Like other static site generators (Hugo, Astro, Eleventy), Otherplane exposes a small set of verbs through one CLI (bin/otherplane.mjs). Run them as otherplane <verb> or via the npm run aliases below:

| Command | What it does | | :----------------- | :-------------------------------------------------------------------------- | | npm run setup | Install the engine's dependencies (one-time). | | npm run init | Scaffold a fresh project (config, rooms/, .env.example) in this folder. | | npm run new | Generate a room from a prompt (World Labs Marble). See below. | | npm run dev | Dev server with the viewer (http://localhost:3000). | | npm run edit | Dev server with edit mode on — mark/wire rooms in the viewer; writes room.json for you. | | npm run check | Validate every rooms/*/room.json against the schema. | | npm run build | Static export to engine/out — deploy this folder anywhere. -- --base /museum to mount under a sub-path. | | npm run serve | Serve the built engine/out at http://localhost:8000. | | npm run preview | build then serve. | | npm run clean | Remove build output + the synced mirror. |

Generating a room

cp .env.example .env          # then paste your WORLD_LABS_KEY
npm run setup
npm run new -- "a cozy wood-paneled library, warm lamplight" --slug library --name "Library"

This calls World Labs Marble, downloads the splat (.spz) + collider (.glb) into worlds/, saves the raw world object under generated/<slug>/, and writes a room.json skeleton to rooms/<slug>/. Use --model marble-1.0-draft (the default) while iterating — it's cheap (~$1.26).

Then mark coordinates and wire the room up in the viewer — see below.

Marking & wiring (edit mode)

npm run edit opens the viewer with an authoring panel and writes room.json for you (no clipboard, no hand-editing). Walk into a room, then:

  • C — drop (or move the selected) entryway at your floor-snapped spot.
  • B — aim and drop (or move the selected) artifact at what you're looking at.
  • F select the marker under your crosshair · Del remove it · Z fly.

Every marker shows as a labeled orb (green entryway, cyan exit, amber artifact). In the panel you name entryways, wire exits by menu (any room → entryway) or paste an arbitrary URL (link into someone else's museum), promote an entryway into a doorway, and click two-way to auto-create the return door in the target room.
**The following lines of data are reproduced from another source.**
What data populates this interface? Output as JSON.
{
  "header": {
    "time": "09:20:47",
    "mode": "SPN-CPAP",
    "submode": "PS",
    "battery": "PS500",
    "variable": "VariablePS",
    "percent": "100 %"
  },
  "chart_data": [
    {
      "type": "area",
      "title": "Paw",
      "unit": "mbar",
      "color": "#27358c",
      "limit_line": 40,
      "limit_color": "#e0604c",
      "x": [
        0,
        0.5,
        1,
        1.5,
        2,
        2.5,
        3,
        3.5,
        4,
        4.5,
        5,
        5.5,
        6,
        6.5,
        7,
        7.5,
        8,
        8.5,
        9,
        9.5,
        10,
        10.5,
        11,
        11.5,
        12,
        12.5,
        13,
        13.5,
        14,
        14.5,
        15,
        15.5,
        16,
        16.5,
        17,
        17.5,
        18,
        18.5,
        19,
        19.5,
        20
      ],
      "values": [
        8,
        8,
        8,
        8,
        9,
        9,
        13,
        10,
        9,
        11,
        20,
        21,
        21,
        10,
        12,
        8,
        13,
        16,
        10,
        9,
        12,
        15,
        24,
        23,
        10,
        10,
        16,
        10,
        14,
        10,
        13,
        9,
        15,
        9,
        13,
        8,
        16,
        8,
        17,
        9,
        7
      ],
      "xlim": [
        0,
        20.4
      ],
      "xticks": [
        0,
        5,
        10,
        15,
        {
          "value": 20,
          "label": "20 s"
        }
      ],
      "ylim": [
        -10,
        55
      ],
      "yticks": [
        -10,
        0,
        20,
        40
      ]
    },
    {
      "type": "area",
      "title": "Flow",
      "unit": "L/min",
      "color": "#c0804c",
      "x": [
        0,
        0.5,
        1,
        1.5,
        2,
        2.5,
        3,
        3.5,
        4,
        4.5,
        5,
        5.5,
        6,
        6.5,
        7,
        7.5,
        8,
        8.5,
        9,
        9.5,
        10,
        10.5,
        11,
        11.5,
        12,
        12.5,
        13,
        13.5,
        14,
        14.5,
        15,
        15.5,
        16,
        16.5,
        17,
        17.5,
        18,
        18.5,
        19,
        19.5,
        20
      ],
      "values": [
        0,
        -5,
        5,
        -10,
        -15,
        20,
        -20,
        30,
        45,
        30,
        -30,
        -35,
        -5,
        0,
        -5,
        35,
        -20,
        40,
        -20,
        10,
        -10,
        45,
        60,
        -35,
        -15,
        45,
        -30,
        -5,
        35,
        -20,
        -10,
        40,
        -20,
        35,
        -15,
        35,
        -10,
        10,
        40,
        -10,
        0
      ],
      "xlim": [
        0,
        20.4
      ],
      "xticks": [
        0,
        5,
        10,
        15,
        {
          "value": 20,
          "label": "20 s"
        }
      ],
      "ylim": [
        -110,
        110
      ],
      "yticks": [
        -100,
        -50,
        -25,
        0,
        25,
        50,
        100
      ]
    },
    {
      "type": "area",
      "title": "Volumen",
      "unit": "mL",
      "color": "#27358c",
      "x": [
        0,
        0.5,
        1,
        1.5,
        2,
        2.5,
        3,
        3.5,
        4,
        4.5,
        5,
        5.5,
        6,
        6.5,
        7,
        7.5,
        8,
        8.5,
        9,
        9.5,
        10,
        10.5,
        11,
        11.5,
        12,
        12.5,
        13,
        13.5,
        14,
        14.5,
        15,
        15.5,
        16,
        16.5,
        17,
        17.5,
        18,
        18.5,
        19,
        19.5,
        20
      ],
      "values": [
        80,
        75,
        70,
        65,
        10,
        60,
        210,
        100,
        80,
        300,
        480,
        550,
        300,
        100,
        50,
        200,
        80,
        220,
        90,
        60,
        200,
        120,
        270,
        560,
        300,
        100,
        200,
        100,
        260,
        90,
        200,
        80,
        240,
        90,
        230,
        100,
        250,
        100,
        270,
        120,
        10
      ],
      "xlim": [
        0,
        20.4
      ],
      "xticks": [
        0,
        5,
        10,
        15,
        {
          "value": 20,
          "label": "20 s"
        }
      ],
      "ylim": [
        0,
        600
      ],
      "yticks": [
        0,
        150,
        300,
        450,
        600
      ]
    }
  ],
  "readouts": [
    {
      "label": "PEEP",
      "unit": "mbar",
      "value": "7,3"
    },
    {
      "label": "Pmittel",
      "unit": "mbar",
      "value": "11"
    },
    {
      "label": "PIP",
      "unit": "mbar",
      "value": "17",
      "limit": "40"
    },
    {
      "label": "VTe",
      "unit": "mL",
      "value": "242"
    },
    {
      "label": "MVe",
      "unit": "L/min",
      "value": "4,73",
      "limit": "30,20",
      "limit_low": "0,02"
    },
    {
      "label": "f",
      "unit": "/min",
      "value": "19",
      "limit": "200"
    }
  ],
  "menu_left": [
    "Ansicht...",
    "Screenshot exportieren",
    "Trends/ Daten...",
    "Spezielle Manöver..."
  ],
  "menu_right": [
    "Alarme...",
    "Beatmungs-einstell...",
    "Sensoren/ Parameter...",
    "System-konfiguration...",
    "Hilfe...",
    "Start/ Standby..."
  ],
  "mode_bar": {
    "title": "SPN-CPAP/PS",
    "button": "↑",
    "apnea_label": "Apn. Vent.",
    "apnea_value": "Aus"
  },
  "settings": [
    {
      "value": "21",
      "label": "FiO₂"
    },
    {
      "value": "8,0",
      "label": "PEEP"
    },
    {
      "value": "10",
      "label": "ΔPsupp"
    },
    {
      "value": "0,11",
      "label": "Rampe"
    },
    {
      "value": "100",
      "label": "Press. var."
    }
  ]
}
Changes save to rooms/<slug>/room.json as you go.

Hosting & repo size

Keep text in git (room.json + the shared bundle) and blobs in object storage. A .spz is ~5 MB and a collider ~5 MB; for anything you want to keep, mirror those to R2 (cheap, zero egress, CDN-backed) and point each room.json URL there. Adding a room then costs the repo a few KB, not 10 MB. (Marble's own CDN URLs have no documented retention SLA — self-host keepers.)

Mounting on an existing site (e.g. /museum)

To hang the museum off a personal site — an "Enter my museum" button that goes to example.com/museum/ — build it under that sub-path and drop the output into your site's tree:

npm run build -- --base /museum   # or set "basePath": "/museum" in otherplane.config.json
# then copy engine/out/* into your site's /museum/ directory (or point the host at it)

The link on your homepage is just <a href="/museum/">. The museum is plain static files, so it coexists with any host; the two builds stay separate (the viewer carries a WebGL toolchain your main site shouldn't inherit) and integrate at the deploy layer.

License

MIT — see LICENSE. Built on WorldSplats (the viewer), Spark.js (splat rendering), and World Labs Marble (generation).